No - here is the info from the controller, maybe more info if anyone else can help? (No I do not have write cache enabled, does this need to be enabled to get the performance I am looking for? Without it you get less performance than a raid1 setup? I thought this basically wrote in a raid0 fashion (stripe of mirrors) so I should be getting double performance of raid1 out of the box with no cache right?
What is this - Performance Mode : Default/Dynamic ?????
Controller Status : Optimal
Channel description : SAS/SATA
Controller Model : Adaptec 6405E
Controller Serial Number : 1A4211CC920
Physical Slot : 128
Temperature : 54 C/ 129 F (Normal)
Installed memory : 128 MB
Copyback : Disabled
Background consistency check : Disabled
Automatic Failover : Enabled
Global task priority : High
Performance Mode : Default/Dynamic
Stayawake period : Disabled
Spinup limit internal drives : 0
Spinup limit external drives : 0
Defunct disk drive count : 0
Logical devices/Failed/Degraded : 1/0/0
MaxCache Read, Write Balance Factor : 3,1
NCQ status : Enabled
Statistics data collection mode : Enabled
Controller Version Information
BIOS : 5.2-0 (18512)
Firmware : 5.2-0 (18512)
Driver : 1.1-7 (28000)
Boot Flash : 5.2-0 (18512)
Logical device information
Logical device number 0
Logical device name : somr10
RAID level : 10
Status of logical device : Optimal
Size : 571382 MB
Stripe-unit size : 256 KB
Read-cache mode : Enabled
Write-cache mode : Disabled (write-through)
Write-cache setting : Disabled (write-through)
Partitioned : Yes
Protected by Hot-Spare : No
Bootable : Yes
Failed stripes : No
Power settings : Disabled
Logical device segment information
Group 0, Segment 0 : Present (Controller:1,Connector:0,Device:0) WD-WXD1E71MJJE7
Group 0, Segment 1 : Present (Controller:1,Connector:0,Device:1) WD-WXL408048838
Group 1, Segment 0 : Present (Controller:1,Connector:0,Device:2) WD-WXF1E81PXPE2
Group 1, Segment 1 : Present (Controller:1,Connector:0,Device:3) WD-WXC0CA9K7262
Physical Device information
@Corey - can you try to build RAID1 first using disks #0 and #2, beside that enable Write-cache. Strange thing is that you are building RAID using 2 different types of HDDs (WD3000HLHX and WD3000HLFS)

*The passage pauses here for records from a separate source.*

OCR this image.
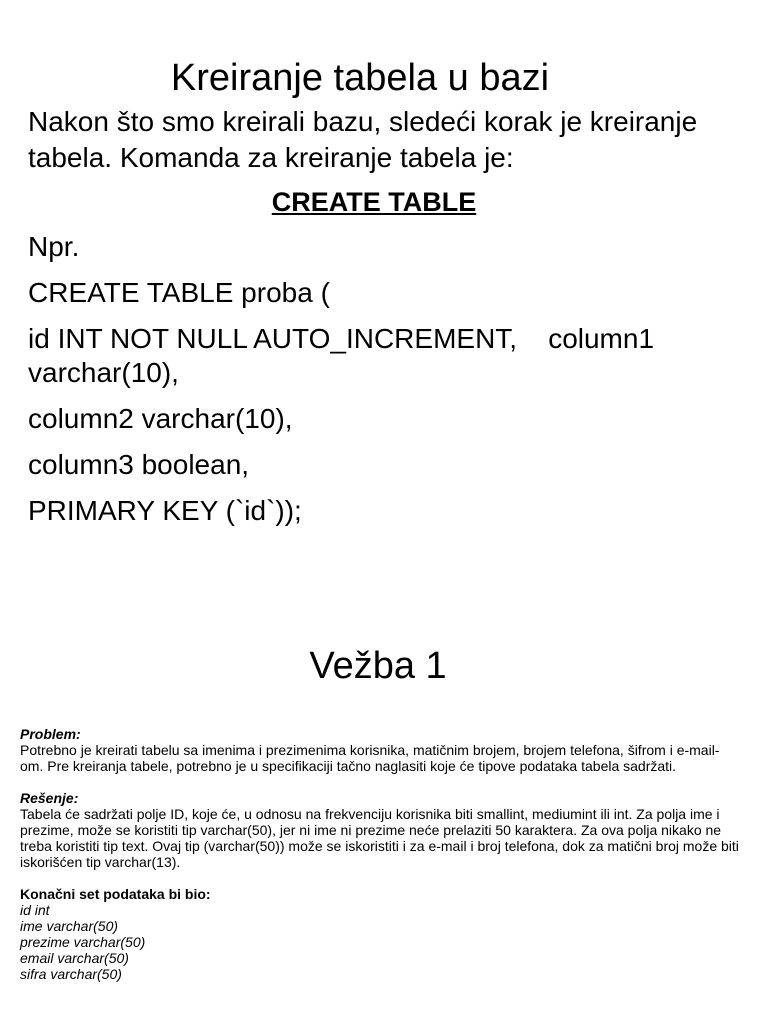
Kreiranje tabela u bazi
Nakon što smo kreirali bazu, sledeći korak je kreiranje tabela. Komanda za kreiranje tabela je:
CREATE TABLE
Npr.
CREATE TABLE proba (
id INT NOT NULL AUTO_INCREMENT,    column1 varchar(10),
column2 varchar(10),
column3 boolean,
PRIMARY KEY (`id`));
Vežba 1
Problem:

Potrebno je kreirati tabelu sa imenima i prezimenima korisnika, matičnim brojem, brojem telefona, šifrom i e-mail-om. Pre kreiranja tabele, potrebno je u specifikaciji tačno naglasiti koje će tipove podataka tabela sadržati.

Rešenje:

Tabela će sadržati polje ID, koje će, u odnosu na frekvenciju korisnika biti smallint, mediumint ili int. Za polja ime i prezime, može se koristiti tip varchar(50), jer ni ime ni prezime neće prelaziti 50 karaktera. Za ova polja nikako ne treba koristiti tip text. Ovaj tip (varchar(50)) može se iskoristiti i za e-mail i broj telefona, dok za matični broj može biti iskorišćen tip varchar(13).

Konačni set podataka bi bio:
id int
ime varchar(50)
prezime varchar(50)
email varchar(50)
sifra varchar(50)
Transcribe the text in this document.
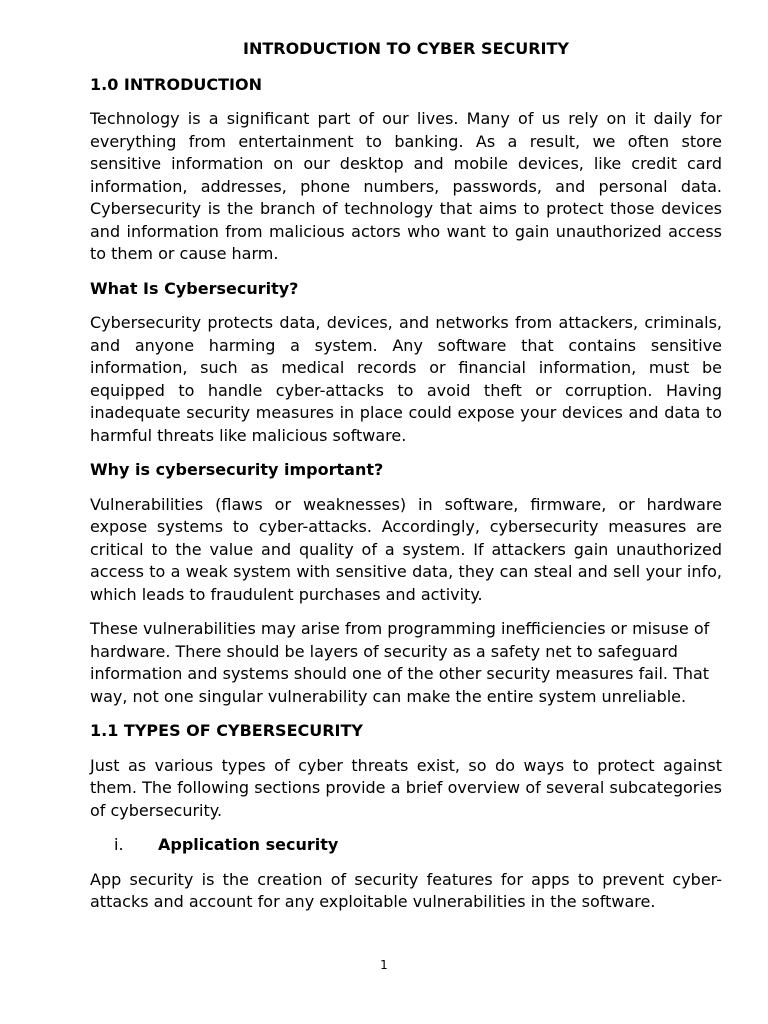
INTRODUCTION TO CYBER SECURITY
1.0 INTRODUCTION

Technology is a significant part of our lives. Many of us rely on it daily for everything from entertainment to banking. As a result, we often store sensitive information on our desktop and mobile devices, like credit card information, addresses, phone numbers, passwords, and personal data. Cybersecurity is the branch of technology that aims to protect those devices and information from malicious actors who want to gain unauthorized access to them or cause harm.

What Is Cybersecurity?

Cybersecurity protects data, devices, and networks from attackers, criminals, and anyone harming a system. Any software that contains sensitive information, such as medical records or financial information, must be equipped to handle cyber-attacks to avoid theft or corruption. Having inadequate security measures in place could expose your devices and data to harmful threats like malicious software.

Why is cybersecurity important?

Vulnerabilities (flaws or weaknesses) in software, firmware, or hardware expose systems to cyber-attacks. Accordingly, cybersecurity measures are critical to the value and quality of a system. If attackers gain unauthorized access to a weak system with sensitive data, they can steal and sell your info, which leads to fraudulent purchases and activity.

These vulnerabilities may arise from programming inefficiencies or misuse of hardware. There should be layers of security as a safety net to safeguard information and systems should one of the other security measures fail. That way, not one singular vulnerability can make the entire system unreliable.

1.1 TYPES OF CYBERSECURITY

Just as various types of cyber threats exist, so do ways to protect against them. The following sections provide a brief overview of several subcategories of cybersecurity.

i.	Application security

App security is the creation of security features for apps to prevent cyber-attacks and account for any exploitable vulnerabilities in the software.

1
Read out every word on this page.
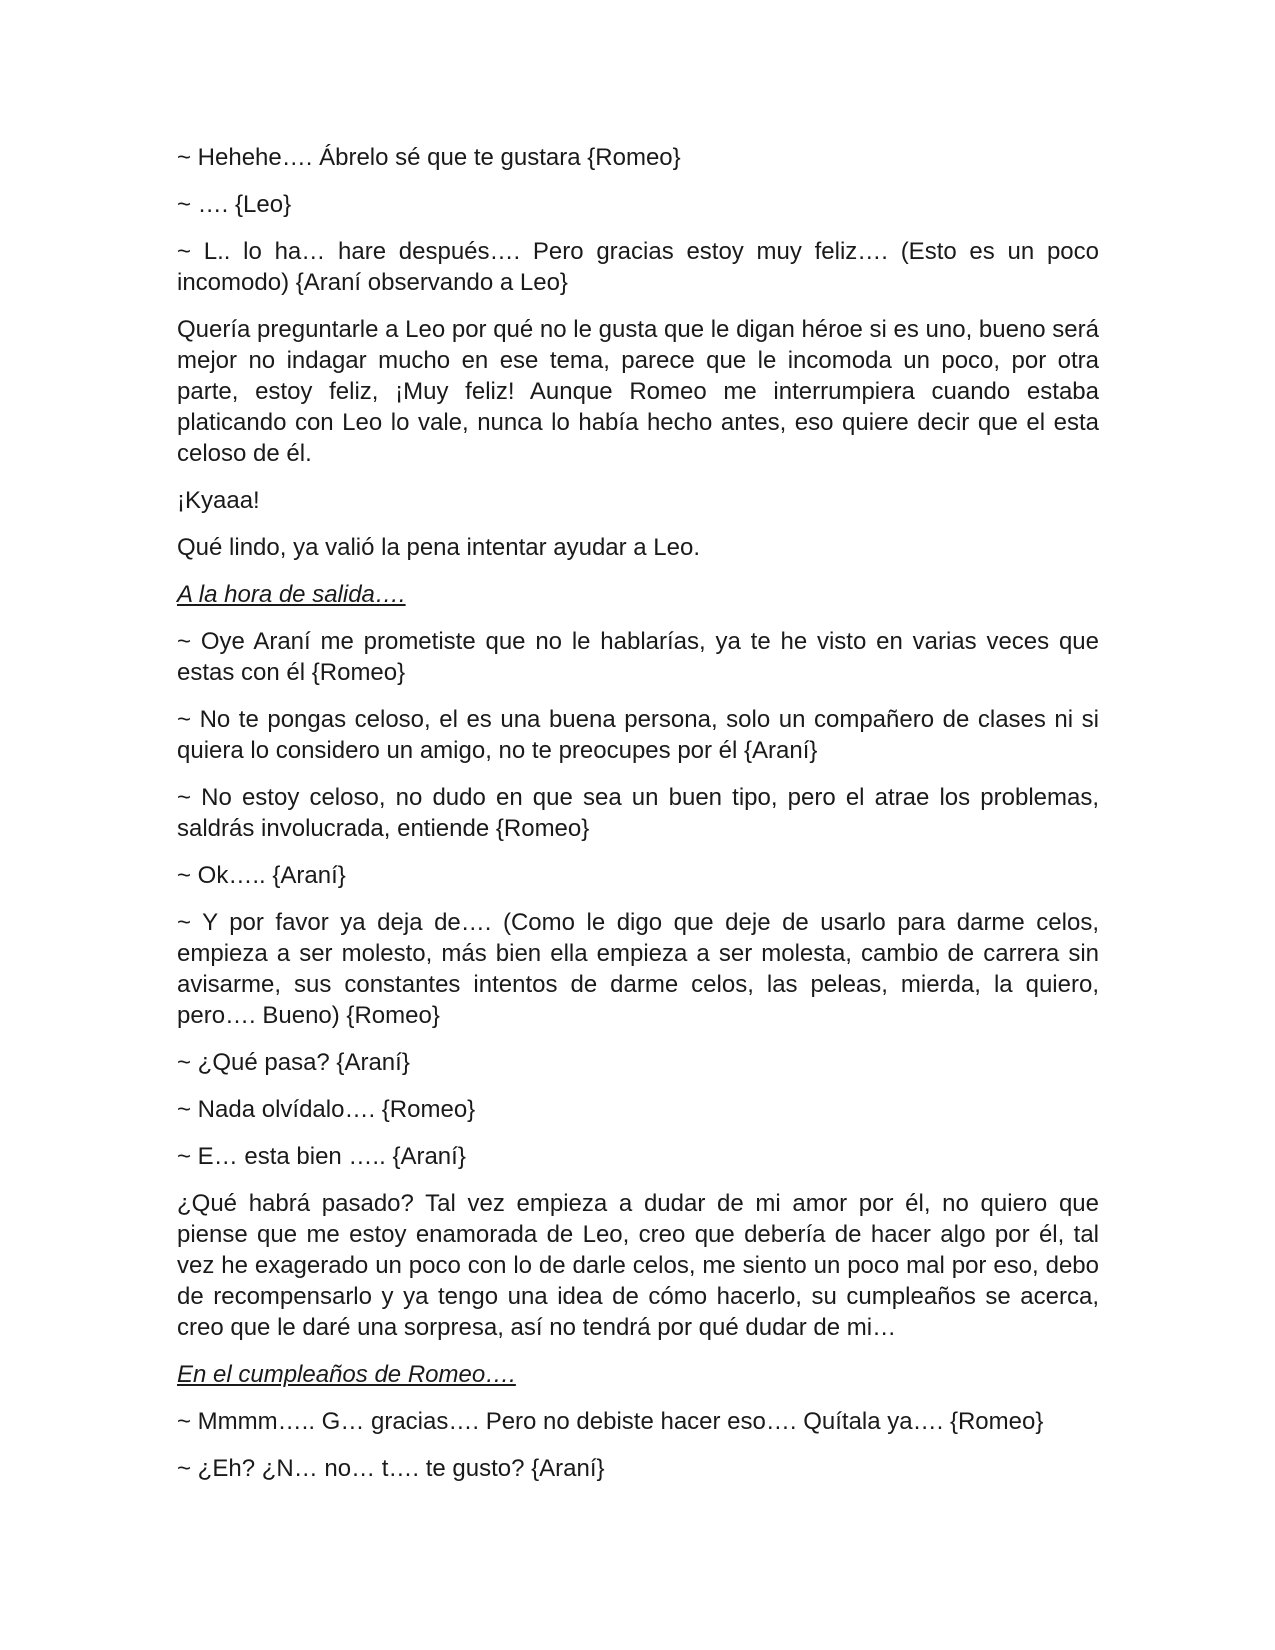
~ Hehehe…. Ábrelo sé que te gustara {Romeo}

~ …. {Leo}

~ L.. lo ha… hare después…. Pero gracias estoy muy feliz…. (Esto es un poco incomodo) {Araní observando a Leo}

Quería preguntarle a Leo por qué no le gusta que le digan héroe si es uno, bueno será mejor no indagar mucho en ese tema, parece que le incomoda un poco, por otra parte, estoy feliz, ¡Muy feliz! Aunque Romeo me interrumpiera cuando estaba platicando con Leo lo vale, nunca lo había hecho antes, eso quiere decir que el esta celoso de él.

¡Kyaaa!

Qué lindo, ya valió la pena intentar ayudar a Leo.

A la hora de salida….

~ Oye Araní me prometiste que no le hablarías, ya te he visto en varias veces que estas con él {Romeo}

~ No te pongas celoso, el es una buena persona, solo un compañero de clases ni si quiera lo considero un amigo, no te preocupes por él {Araní}

~ No estoy celoso, no dudo en que sea un buen tipo, pero el atrae los problemas, saldrás involucrada, entiende {Romeo}

~ Ok….. {Araní}

~ Y por favor ya deja de…. (Como le digo que deje de usarlo para darme celos, empieza a ser molesto, más bien ella empieza a ser molesta, cambio de carrera sin avisarme, sus constantes intentos de darme celos, las peleas, mierda, la quiero, pero…. Bueno) {Romeo}

~ ¿Qué pasa? {Araní}

~ Nada olvídalo…. {Romeo}

~ E… esta bien ….. {Araní}

¿Qué habrá pasado? Tal vez empieza a dudar de mi amor por él, no quiero que piense que me estoy enamorada de Leo, creo que debería de hacer algo por él, tal vez he exagerado un poco con lo de darle celos, me siento un poco mal por eso, debo de recompensarlo y ya tengo una idea de cómo hacerlo, su cumpleaños se acerca, creo que le daré una sorpresa, así no tendrá por qué dudar de mi…

En el cumpleaños de Romeo….

~ Mmmm….. G… gracias…. Pero no debiste hacer eso…. Quítala ya…. {Romeo}

~ ¿Eh? ¿N… no… t…. te gusto? {Araní}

Just so you know, the ioping results you listed aren't titled, so we don't know what type of tests they are.
For example..
starting ioping tests...
ioping disk I/O test (default 1MB working set)
disk I/O: /dev/sda
--- /dev/sda (device 3726.0 Gb) ioping statistics ---
5 requests completed in 4077.4 ms, 65 iops, 0.3 mb/s
min/avg/max/mdev = 12.6/15.3/21.3/3.1 ms
seek rate test (default 1MB working set)
seek rate: /dev/sda
--- /dev/sda (device 3726.0 Gb) ioping statistics ---
215 requests completed in 3013.7 ms, 72 iops, 0.3 mb/s
min/avg/max/mdev = 4.6/13.9/26.0/3.7 ms
sequential test (default 1MB working set)
**********************************************
sequential: /dev/sda
--- /dev/sda (device 3726.0 Gb) ioping statistics ---
3643 requests completed in 3000.0 ms, 1316 iops, 329.1 mb/s
min/avg/max/mdev = 0.4/0.8/15.9/0.5 ms
sequential cached I/O: /dev/sda
--- /dev/sda (device 3726.0 Gb) ioping statistics ---
7155 requests completed in 3001.3 ms, 2805 iops, 701.3 mb/s
min/avg/max/mdev = 0.1/0.4/25.5/0.9 ms
@gbshouse I tested just the HLFS and it was getting over 90MB/s by itself. I've also tested other HLHX and they get over 100MB/s by their self... so that only leaves the GLFS which from my research is ON PAR with HLFS and was released after HLFS. These drives are all very similar and it isn't odd at all to use different model disks in an array.
@PAD
It was Measure disk seek rate (iops, avg) - so it shouldn't be more on the raid 10 volume only if I did the Measure disk sequential speed test?
Disk Sequential tests
Raid1
-- /dev/sda2 (device 278.5 Gb) ioping statistics ---
1292 requests completed in 3001.9 ms, 442 iops, 110.4 mb/s
min/avg/max/mdev = 0.5/2.3/87.5/3.0 ms
Raid10
--- /dev/sda2 (device 557.5 Gb) ioping statistics ---
1682 requests completed in 3001.4 ms, 582 iops, 145.6 mb/s
min/avg/max/mdev = 1.6/1.7/10.4/0.4 ms
Still not impressive...
@Corey - Since WD3000HLHX are twice faster than WD3000HLFS I would try them first = create simple RAID 1 with write-cache enabled and check the results
@gbshouse they are not twice as fast, they support a pipe that is twice as fast. These drives can't push over 300MB/s alone. Why do you suggest write-cache enabled?
@Corey - "network administrators know that enabling the RAID controller cache offers significant performance benefits, such as reduced latency in I/O requests, bandwidth and queue depths that surpass software application limits, and on-the-fly parity calculations on sequential writes."
@gbshouse I do know this, but I'm expecting double the performance WITHOUT write cache, shouldn't I be getting it?
@Corey - as for me you should get better results WITH cache enabled
dd if=/dev/zero of=test bs=64k count=16k conv=fdatasync
16384+0 records in
16384+0 records out
1073741824 bytes (1.1 GB) copied, 6.5846 s, 163 MB/s
This is with write cache on.... why do you get expected performance with write cache on but when it is off you do not? (Actually I would expect to get over 1GB/s with cache, but I'm guessing fdatasync fixes that.) Does software raid use some sort of write cache to help saturate the disk interface as well? What about cards that have no write cache... how would they have the same performance?
Also - it seems like turning on or off the disk cache makes no difference and that disk cache isn't able to be backed up on a BBU am I correct?